In other words, Whose
property? Whose responsibility? Questions of status quo. Questions of the dead. Questions
of theory and making do, and life going on forever just exactly like it is now.
Not whom will she love? Who
will she share her deepest self with, who will accept and know her, who will
she embrace and uphold? What might life be like when all the dying is past? Who
is with me in my losses and when I think I can’t go on? Not questions that face
their own humanity and hers, not questions of the living.
My friends,
he answers, you misunderstand, completely.
Marriage,
he says, is part of this side of things.
In its very best
manifestations, it is a sacred covenant between us and God that tries to
surround and protect here in the temporary realm, something of the eternal. It
creates a vessel that can hold and tend the eternal core of it all, which is
love.
But love itself is what
abides. Love, wholeness, life,
each person fully known and completely cared for, each person joyfully
contributing, and the harmony and balance of all things once again in sync, as
we live side by side and face to face with our Creator. Life - completely, qualitatively different.
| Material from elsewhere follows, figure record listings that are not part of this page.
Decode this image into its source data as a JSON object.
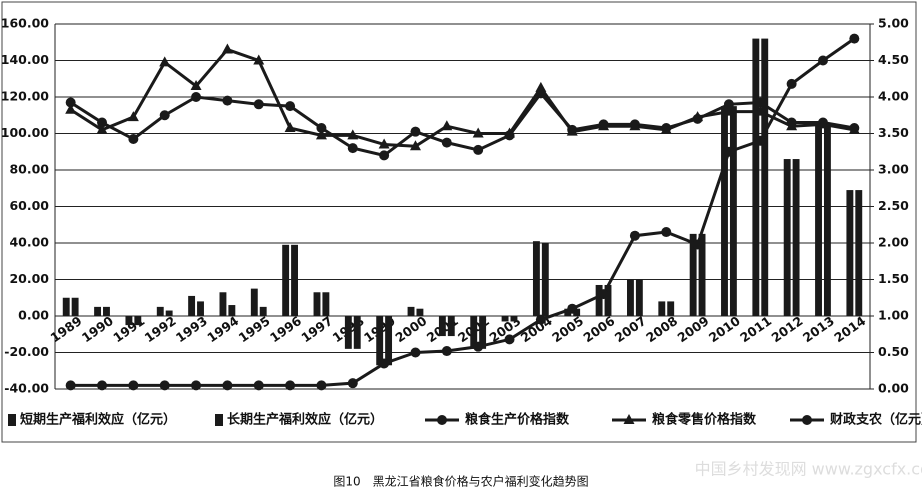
{
  "chart_data": {
    "type": "combo",
    "caption": "图10　黑龙江省粮食价格与农户福利变化趋势图",
    "watermark": "中国乡村发现网 www.zgxcfx.com",
    "categories": [
      "1989",
      "1990",
      "1991",
      "1992",
      "1993",
      "1994",
      "1995",
      "1996",
      "1997",
      "1998",
      "1999",
      "2000",
      "2001",
      "2002",
      "2003",
      "2004",
      "2005",
      "2006",
      "2007",
      "2008",
      "2009",
      "2010",
      "2011",
      "2012",
      "2013",
      "2014"
    ],
    "ylim": [
      -40,
      160
    ],
    "yticks": [
      {
        "value": -40,
        "label": "-40.00"
      },
      {
        "value": -20,
        "label": "-20.00"
      },
      {
        "value": 0,
        "label": "0.00"
      },
      {
        "value": 20,
        "label": "20.00"
      },
      {
        "value": 40,
        "label": "40.00"
      },
      {
        "value": 60,
        "label": "60.00"
      },
      {
        "value": 80,
        "label": "80.00"
      },
      {
        "value": 100,
        "label": "100.00"
      },
      {
        "value": 120,
        "label": "120.00"
      },
      {
        "value": 140,
        "label": "140.00"
      },
      {
        "value": 160,
        "label": "160.00"
      }
    ],
    "y2lim": [
      0,
      5
    ],
    "y2ticks": [
      {
        "value": 0,
        "label": "0.00"
      },
      {
        "value": 0.5,
        "label": "0.50"
      },
      {
        "value": 1,
        "label": "1.00"
      },
      {
        "value": 1.5,
        "label": "1.50"
      },
      {
        "value": 2,
        "label": "2.00"
      },
      {
        "value": 2.5,
        "label": "2.50"
      },
      {
        "value": 3,
        "label": "3.00"
      },
      {
        "value": 3.5,
        "label": "3.50"
      },
      {
        "value": 4,
        "label": "4.00"
      },
      {
        "value": 4.5,
        "label": "4.50"
      },
      {
        "value": 5,
        "label": "5.00"
      }
    ],
    "grid": true,
    "series": [
      {
        "name": "短期生产福利效应（亿元）",
        "type": "bar",
        "color": "#1a1a1a",
        "values": [
          10,
          5,
          -5,
          5,
          11,
          13,
          15,
          39,
          13,
          -18,
          -27,
          5,
          -11,
          -18,
          -3,
          41,
          4,
          17,
          20,
          8,
          45,
          115,
          152,
          86,
          105,
          69
        ]
      },
      {
        "name": "长期生产福利效应（亿元）",
        "type": "bar",
        "color": "#1a1a1a",
        "values": [
          10,
          5,
          -5,
          3,
          8,
          6,
          5,
          39,
          13,
          -18,
          -27,
          4,
          -11,
          -18,
          -3,
          40,
          4,
          17,
          20,
          8,
          45,
          115,
          152,
          86,
          105,
          69
        ]
      },
      {
        "name": "粮食生产价格指数",
        "type": "line",
        "marker": "circle",
        "color": "#1a1a1a",
        "values": [
          117,
          106,
          97,
          110,
          120,
          118,
          116,
          115,
          103,
          92,
          88,
          101,
          95,
          91,
          99,
          122,
          102,
          105,
          105,
          103,
          108,
          116,
          117,
          106,
          106,
          103
        ]
      },
      {
        "name": "粮食零售价格指数",
        "type": "line",
        "marker": "triangle",
        "color": "#1a1a1a",
        "values": [
          113,
          102,
          109,
          139,
          126,
          146,
          140,
          103,
          99,
          99,
          94,
          93,
          104,
          100,
          100,
          125,
          101,
          104,
          104,
          102,
          109,
          112,
          112,
          104,
          105,
          102
        ]
      },
      {
        "name": "财政支农（亿元）",
        "type": "line",
        "marker": "circle",
        "axis": "y2",
        "color": "#1a1a1a",
        "values": [
          0.05,
          0.05,
          0.05,
          0.05,
          0.05,
          0.05,
          0.05,
          0.05,
          0.05,
          0.08,
          0.35,
          0.5,
          0.52,
          0.58,
          0.68,
          0.95,
          1.1,
          1.3,
          2.1,
          2.15,
          1.98,
          3.25,
          3.4,
          4.18,
          4.5,
          4.8
        ]
      }
    ]
  }
}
So instead of the risk-free
questions that require nothing from us, the ones that that separate us out from
each other and let us walk away unscathed and unaffected and unseen, let’s ask
the real questions, the ones that shake us to the core, that fill us with hope
and dread, that bring us face to face with ourselves and each other, and the
anxiety of not knowing.
And Resurrection
happens.
So we might as well raise
the life and death issues, the things that make and break us, the places of
death that cry out for life. Let's ask the questions that hurt.
Because
whether we realize it or not, friends, we’ve got it all invested. Everything.
Like it or not, we’re all
in.
And so is God.
[1] The owner of the site was recently forced to publically declare it as
a joke, admitting that it began as a kind of social experiment and was not
real, when the New Hampshire Department of Insurance subpoenaed him to come in discuss complying with insurance policy law and register the product. Since then the site has,
unfortunately in my eyes, closed down business. But it tapped into a market,
and now there are several altruistic, all-volunteer versions of the service
available to fill in the need if and when it should arise.